Общественные настроения можно проследить по характеру традиционных крестных ходов. Одним из самых значимых таких событий в Казанской губернии всегда была встреча иконы Смоленской Божьей матери, которая проходила в июне. Этот крестный ход собирал ежегодно до двух десятков тысяч богомольцев, однако в годы революции желающих принять участие в данном шествии заметно поубавилось. В 1905 году на население оказало воздействие поведение местных чинов полиции, которые особенно тщательно готовились к предстоящему шествию. Они обходили домовладельцев, просили их усилить охрану своих помещений. Конечно, это насторожило многих и на саму встречу иконы, по сравнению с предыдущими годами, верующих собралось значительно меньше.

Хотя само мероприятие прошло спокойно, в следующем 1906 году накануне события люди делились слухами о том, что «на встречу иконы Смоленской Божьей матери какие-то революционеры и бомбисты переоденутся в военную форму» и «произведут беспорядки». Поэтому 25 июня 1906 года, когда религиозная процессия двигалась по Кизической дамбе, упавший сверху камень стал причиной настоящей паники и давки. Богомольцы приняли камень за бомбу, и с криками «спасайтесь, кто может!» часть толпы ринулась с откоса вниз, часть направилась к реке Казанке, а другая часть бросилась в ворота Кремля, остальные побежали по Проломной улице. Верующие были страшно напуганы. Но, вероятно, местных хулиганов наоборот забавляла подобная реакция толпы. Так, в тот же день на Ивановской площади перед Спасскими воротами Кремля под ноги толпы была брошена хлопушка-пистон. Раздавшийся треск напоминал стрельбу и напуганная «толпа разлилась по Воскресенской улице, заполняя встречные переулки». Их беготня сопровождалась шумом и плачем, криками упавших. Обезумевшую от страха людскую массу сумели успокоить священники, с большим трудом все же удалось восстановить порядок. Но в результате паники и давки, множество людей пострадали, получили ранения, переломы и ушибы.

2 июля 1906 года Смоленская икона Божьей матери была обнесена по границе древней Казани. Однако крестный ход привлек весьма ограниченное количество богомольцев, напуганных беспорядком при встрече иконы. Неудивительно, что в 1906 году богомольцев было мало — обстановка в городе оставалась неспокойной.
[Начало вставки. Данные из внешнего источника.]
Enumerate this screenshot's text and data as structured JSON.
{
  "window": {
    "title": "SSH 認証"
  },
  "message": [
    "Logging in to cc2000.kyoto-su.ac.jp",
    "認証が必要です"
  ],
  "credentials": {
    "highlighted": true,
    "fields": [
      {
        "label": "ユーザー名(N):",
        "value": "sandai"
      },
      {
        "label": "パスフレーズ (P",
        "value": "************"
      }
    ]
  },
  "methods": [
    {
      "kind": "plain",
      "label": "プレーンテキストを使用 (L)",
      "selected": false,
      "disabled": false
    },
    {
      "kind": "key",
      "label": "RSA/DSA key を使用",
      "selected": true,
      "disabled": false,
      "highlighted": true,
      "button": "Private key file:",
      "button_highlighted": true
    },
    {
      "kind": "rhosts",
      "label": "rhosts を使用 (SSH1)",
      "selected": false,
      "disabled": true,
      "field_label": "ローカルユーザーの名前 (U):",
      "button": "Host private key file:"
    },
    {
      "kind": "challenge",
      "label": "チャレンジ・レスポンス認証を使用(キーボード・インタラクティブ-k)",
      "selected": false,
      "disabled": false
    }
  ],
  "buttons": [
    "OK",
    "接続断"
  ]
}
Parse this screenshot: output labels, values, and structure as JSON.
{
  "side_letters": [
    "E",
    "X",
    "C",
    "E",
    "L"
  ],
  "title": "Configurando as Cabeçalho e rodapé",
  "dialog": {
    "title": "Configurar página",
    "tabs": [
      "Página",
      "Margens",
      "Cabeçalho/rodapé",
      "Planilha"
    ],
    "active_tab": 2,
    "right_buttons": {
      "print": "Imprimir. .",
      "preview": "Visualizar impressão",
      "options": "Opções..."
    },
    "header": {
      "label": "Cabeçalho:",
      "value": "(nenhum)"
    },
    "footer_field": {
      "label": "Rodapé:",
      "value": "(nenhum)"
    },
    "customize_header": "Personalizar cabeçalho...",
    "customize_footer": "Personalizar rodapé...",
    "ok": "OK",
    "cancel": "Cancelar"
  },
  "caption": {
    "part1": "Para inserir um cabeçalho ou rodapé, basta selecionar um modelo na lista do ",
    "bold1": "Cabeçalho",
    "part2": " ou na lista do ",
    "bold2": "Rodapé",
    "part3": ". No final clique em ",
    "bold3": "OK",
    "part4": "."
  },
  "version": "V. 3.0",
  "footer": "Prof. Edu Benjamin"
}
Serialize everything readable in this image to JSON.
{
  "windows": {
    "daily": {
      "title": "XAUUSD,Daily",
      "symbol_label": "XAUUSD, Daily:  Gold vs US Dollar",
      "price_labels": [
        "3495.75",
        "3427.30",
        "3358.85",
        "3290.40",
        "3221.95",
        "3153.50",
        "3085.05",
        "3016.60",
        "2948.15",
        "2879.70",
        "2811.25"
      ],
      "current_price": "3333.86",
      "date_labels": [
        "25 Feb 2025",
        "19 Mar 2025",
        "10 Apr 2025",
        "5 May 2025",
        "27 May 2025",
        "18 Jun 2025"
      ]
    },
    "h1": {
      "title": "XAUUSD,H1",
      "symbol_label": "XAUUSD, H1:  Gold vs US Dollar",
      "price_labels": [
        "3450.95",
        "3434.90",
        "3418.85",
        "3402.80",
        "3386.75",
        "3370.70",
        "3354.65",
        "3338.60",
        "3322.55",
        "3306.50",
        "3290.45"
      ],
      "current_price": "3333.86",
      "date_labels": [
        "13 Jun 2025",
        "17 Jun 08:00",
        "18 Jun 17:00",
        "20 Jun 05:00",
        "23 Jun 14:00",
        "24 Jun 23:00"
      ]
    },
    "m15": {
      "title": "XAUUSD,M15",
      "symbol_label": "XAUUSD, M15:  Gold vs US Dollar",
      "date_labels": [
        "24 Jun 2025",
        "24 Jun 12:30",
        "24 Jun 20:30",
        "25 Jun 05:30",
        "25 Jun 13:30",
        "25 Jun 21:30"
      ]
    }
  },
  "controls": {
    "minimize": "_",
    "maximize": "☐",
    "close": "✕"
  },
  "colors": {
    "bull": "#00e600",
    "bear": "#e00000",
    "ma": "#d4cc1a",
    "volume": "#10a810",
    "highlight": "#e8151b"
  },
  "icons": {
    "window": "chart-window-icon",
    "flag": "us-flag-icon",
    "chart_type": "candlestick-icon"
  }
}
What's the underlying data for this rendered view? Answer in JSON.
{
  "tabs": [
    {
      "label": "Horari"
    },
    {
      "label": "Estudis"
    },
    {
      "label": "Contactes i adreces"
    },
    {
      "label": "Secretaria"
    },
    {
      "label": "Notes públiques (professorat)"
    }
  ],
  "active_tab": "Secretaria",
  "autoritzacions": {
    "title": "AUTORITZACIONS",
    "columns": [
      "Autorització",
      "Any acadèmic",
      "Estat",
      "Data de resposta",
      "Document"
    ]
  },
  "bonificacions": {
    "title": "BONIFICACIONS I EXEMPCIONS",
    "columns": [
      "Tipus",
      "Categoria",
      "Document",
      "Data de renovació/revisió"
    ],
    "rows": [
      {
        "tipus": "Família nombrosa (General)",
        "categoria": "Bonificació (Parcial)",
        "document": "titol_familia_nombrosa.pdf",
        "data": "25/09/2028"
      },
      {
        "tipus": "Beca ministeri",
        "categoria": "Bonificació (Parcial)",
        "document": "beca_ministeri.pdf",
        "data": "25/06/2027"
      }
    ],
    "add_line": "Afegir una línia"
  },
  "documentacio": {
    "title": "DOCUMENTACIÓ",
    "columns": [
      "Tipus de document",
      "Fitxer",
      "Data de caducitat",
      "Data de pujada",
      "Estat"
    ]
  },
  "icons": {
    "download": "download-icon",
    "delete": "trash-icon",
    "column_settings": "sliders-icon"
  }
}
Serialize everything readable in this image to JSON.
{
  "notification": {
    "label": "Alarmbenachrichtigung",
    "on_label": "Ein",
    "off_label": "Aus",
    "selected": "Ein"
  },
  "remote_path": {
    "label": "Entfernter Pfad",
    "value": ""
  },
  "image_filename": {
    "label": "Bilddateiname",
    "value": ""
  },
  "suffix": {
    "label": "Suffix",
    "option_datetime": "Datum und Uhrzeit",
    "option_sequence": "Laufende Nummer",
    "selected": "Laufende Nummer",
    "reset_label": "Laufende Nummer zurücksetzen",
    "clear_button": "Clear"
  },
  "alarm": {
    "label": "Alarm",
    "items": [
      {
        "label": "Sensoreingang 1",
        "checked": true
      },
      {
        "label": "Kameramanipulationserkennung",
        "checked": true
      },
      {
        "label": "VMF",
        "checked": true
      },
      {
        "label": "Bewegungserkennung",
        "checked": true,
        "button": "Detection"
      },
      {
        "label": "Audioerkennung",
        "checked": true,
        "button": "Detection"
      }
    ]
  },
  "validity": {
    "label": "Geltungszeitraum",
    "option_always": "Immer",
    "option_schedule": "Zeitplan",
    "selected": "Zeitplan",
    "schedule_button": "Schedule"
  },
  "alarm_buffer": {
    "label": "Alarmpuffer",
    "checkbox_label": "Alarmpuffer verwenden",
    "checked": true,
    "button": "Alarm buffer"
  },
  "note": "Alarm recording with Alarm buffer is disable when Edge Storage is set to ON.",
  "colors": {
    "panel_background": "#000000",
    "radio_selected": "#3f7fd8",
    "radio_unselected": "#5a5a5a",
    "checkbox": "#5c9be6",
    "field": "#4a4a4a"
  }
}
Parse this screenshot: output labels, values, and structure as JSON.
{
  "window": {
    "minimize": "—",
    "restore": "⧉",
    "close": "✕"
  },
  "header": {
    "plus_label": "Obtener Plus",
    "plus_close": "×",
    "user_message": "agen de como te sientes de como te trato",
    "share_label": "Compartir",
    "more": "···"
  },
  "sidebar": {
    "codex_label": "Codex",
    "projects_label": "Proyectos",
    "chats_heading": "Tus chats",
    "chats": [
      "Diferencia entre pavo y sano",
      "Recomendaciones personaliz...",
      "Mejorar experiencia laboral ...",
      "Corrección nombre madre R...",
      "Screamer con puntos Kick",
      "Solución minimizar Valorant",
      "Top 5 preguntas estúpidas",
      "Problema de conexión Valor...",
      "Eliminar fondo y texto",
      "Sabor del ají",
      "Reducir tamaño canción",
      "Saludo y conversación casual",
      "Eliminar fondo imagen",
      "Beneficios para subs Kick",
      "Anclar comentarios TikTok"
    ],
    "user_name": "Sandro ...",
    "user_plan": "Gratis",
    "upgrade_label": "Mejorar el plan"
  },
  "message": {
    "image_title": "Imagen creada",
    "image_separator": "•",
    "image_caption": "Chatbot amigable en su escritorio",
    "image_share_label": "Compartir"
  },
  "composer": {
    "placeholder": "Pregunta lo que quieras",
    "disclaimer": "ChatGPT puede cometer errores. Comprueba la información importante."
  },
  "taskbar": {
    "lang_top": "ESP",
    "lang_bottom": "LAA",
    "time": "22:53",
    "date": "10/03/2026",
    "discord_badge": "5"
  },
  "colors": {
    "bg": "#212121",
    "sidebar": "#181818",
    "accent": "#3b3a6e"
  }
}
В революционное время люди по-разному реагировали на сложившуюся ситуацию, у некоторых обострялись «душевные болезни». Так, лишь по линии думских врачей за 1906 год 13 казанцев с таким диагнозом были направлены в Окружную лечебницу для душевнобольных. Помимо думских врачей, в Казани в этот период работали земские и частнопрактикующие медики. Поэтому количество больных, безусловно, в реальности было намного больше представленных цифр. Печальным следствием душевных заболеваний являлись случаи суицида. Всего же из общего количества смертей по Казанской губернии в 1906 году 8 процентов составляли самоубийства (больше 100 человек).

Брожения на селе

Для сохранения порядка в губернском центре, периодически призывали уездных полицейских чинов. Однако блюстителей правопорядка и в уездах постоянно не хватало. Революционные волнения в деревнях Казанской губернии начались в основном осенью 1905 года. Но отдельные случаи порчи имущества случались и летом. В октябре того года аграрные беспорядки были отмечены в Цивильском уезде, в ноябре — в Чистопольском, Лаишевском, Спасском уездах.

«Беспорядки происходили при всяком удобном случае: проезжал ли какой-нибудь мифический «генерал» с «золотой грамотой от царя», появлялся ли высланный на родину «студент», повышал ли арендную цену помещик, загонялся ли крестьянский скот его управляющим, — все это служило искрой, одинаково хорошо воспламенявшей давно скопившийся горючий материал на местах, и одна за другой вставали картины, нарисованные страшной рукой мщения и нищеты», — отмечал современник.

В 1906 году протестные настроения в сельской местности усилились. Вероятно, неурожай этого года стал одним из факторов крестьянской агрессии. Поджогов было так много, что частные страховые общества перестали страховать деревянные строения в деревнях. Более того, они отказывались выдавать и страховые премии по ранее застрахованным постройкам, если причиной пожара являлись народные волнения. Поэтому как альтернатива частным страховым обществам при Казанской губернской земской управе было организовано Добровольное земское страхование.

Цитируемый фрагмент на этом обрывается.